“La Cabina dell’Elba – come ha  ricordato proprio ieri  il sito specializzato www.domusweb.it –  era e resta un esito esemplare del metodo progettuale di Aldo Rossi e della sua volontà di trasferire tipi architettonici all’interno delle pareti domestiche. In piena coerenza con la visione di uno spazio interno costruito in sintonia con lo spazio esterno, e di un design realizzato con il linguaggio dell’architettura e della città, Rossi prende il tipo delle cabine notate fin da quando era bambino sulle spiagge dell’isola d’Elba e le trasforma in armadio domestico, conservandone tutti i tratti connotativi più caratteristici (il timpano, il decoro a strisce verticali bianche e azzurre o rosse, la forma semplice a parallelepipedo).

Anche in questo caso, come avrebbe fatto in seguito anche per le caffettiere, La conica (1984) e La cupola (1990), Rossi lavora per associazioni analogiche su forme primarie e geometriche pure, inseguendo il sogno di un paesaggio domestico costruito e progettato, appunto, come analogo dello spazio urbano, e attuando percorsi creativi basati su arditi salti di scala e su intermittenze della memoria”.

“Mi sembravano una dimensione minima del vivere, un’impressione dell’estate”: nella sua Autobiografia scientifica Rossi le definisce così, le Cabine dell’Elba. Piccole case. Archetipi architettonici. Costruzioni minime ma capaci di sintetizzare il senso dell’architettura. “Le cabine – scrive ancora Rossi – possiedono rigidamente quattro pareti e un timpano; vi è nel timpano qualcosa che non è soltanto funzionale, come allo stesso modo esso presuppone una bandiera e presuppone il colore. Il colore a strisce è una parte integrante, riconoscibile, forse la parte più dichiaratamente architettonica”.

“C’è qualcosa di ‘teatrale’, in tutto ciò. Un’idea di casa che si fa teatro, che prende da fuori le proprie scenografie e che introietta dentro lo spazio dell’abitare le forme che disegnano il paesaggio della vita. Perché le forme individuate nelle cabine dell’Elba Rossi le ritrova in tante altre costruzioni analoghe, in migliaia di cabine montate sulle spiagge del Mediterraneo, ma anche in California o in Argentina.

Quelle cabine, insomma, gli sembrano avere un carattere particolare e universale.

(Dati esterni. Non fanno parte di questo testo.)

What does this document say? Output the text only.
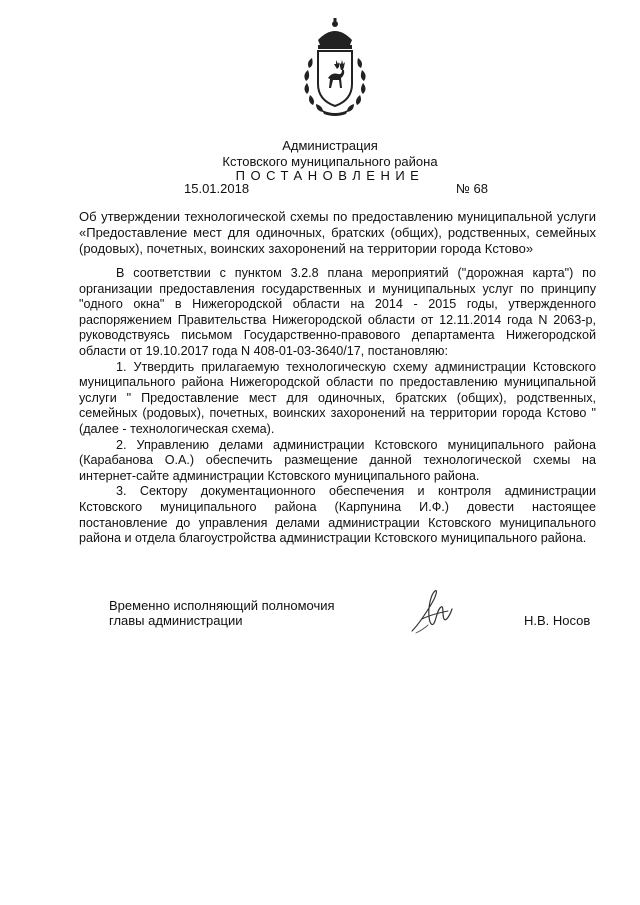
Администрация
Кстовского муниципального района
ПОСТАНОВЛЕНИЕ
15.01.2018	№ 68
Об утверждении технологической схемы по предоставлению муниципальной услуги «Предоставление мест для одиночных, братских (общих), родственных, семейных (родовых), почетных, воинских захоронений на территории города Кстово»

В соответствии с пунктом 3.2.8 плана мероприятий ("дорожная карта") по организации предоставления государственных и муниципальных услуг по принципу "одного окна" в Нижегородской области на 2014 - 2015 годы, утвержденного распоряжением Правительства Нижегородской области от 12.11.2014 года N 2063-р, руководствуясь письмом Государственно-правового департамента Нижегородской области от 19.10.2017 года N 408-01-03-3640/17, постановляю:

1. Утвердить прилагаемую технологическую схему администрации Кстовского муниципального района Нижегородской области по предоставлению муниципальной услуги " Предоставление мест для одиночных, братских (общих), родственных, семейных (родовых), почетных, воинских захоронений на территории города Кстово " (далее - технологическая схема).

2. Управлению делами администрации Кстовского муниципального района (Карабанова О.А.) обеспечить размещение данной технологической схемы на интернет-сайте администрации Кстовского муниципального района.

3. Сектору документационного обеспечения и контроля администрации Кстовского муниципального района (Карпунина И.Ф.) довести настоящее постановление до управления делами администрации Кстовского муниципального района и отдела благоустройства администрации Кстовского муниципального района.

Временно исполняющий полномочия
главы администрации	Н.В. Носов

Rossi le osserva fino a impossessarsi della loro immagine e – attraverso l’immagine – della cosa. Poi le riprogetta e le colloca nelle case. Così facendo rende stabile e duratura la natura temporanea della cabina, legata alla stagione balneare. Baluginano ricordi d’infanzia e profumi di tempo perduto, in questo rivisitare progettualmente un archetipo che Rossi ritrova analogo in ogni parte del mondo. La Cabina è la sua Recherche. Ma anche il suo modo di introiettare il mondo e il tempo dentro lo spazio domestico dell’intérieur.”

Per chi rilegge oggi queste idee, il fascino di percepire le idee di un grande architetto, ma per chi lo fa in chiave elbana in particolare un salto nel passato dei ricordi di una stagione della nostra vita che oggi non esiste più ma che è estremamente piacevole da rileggere.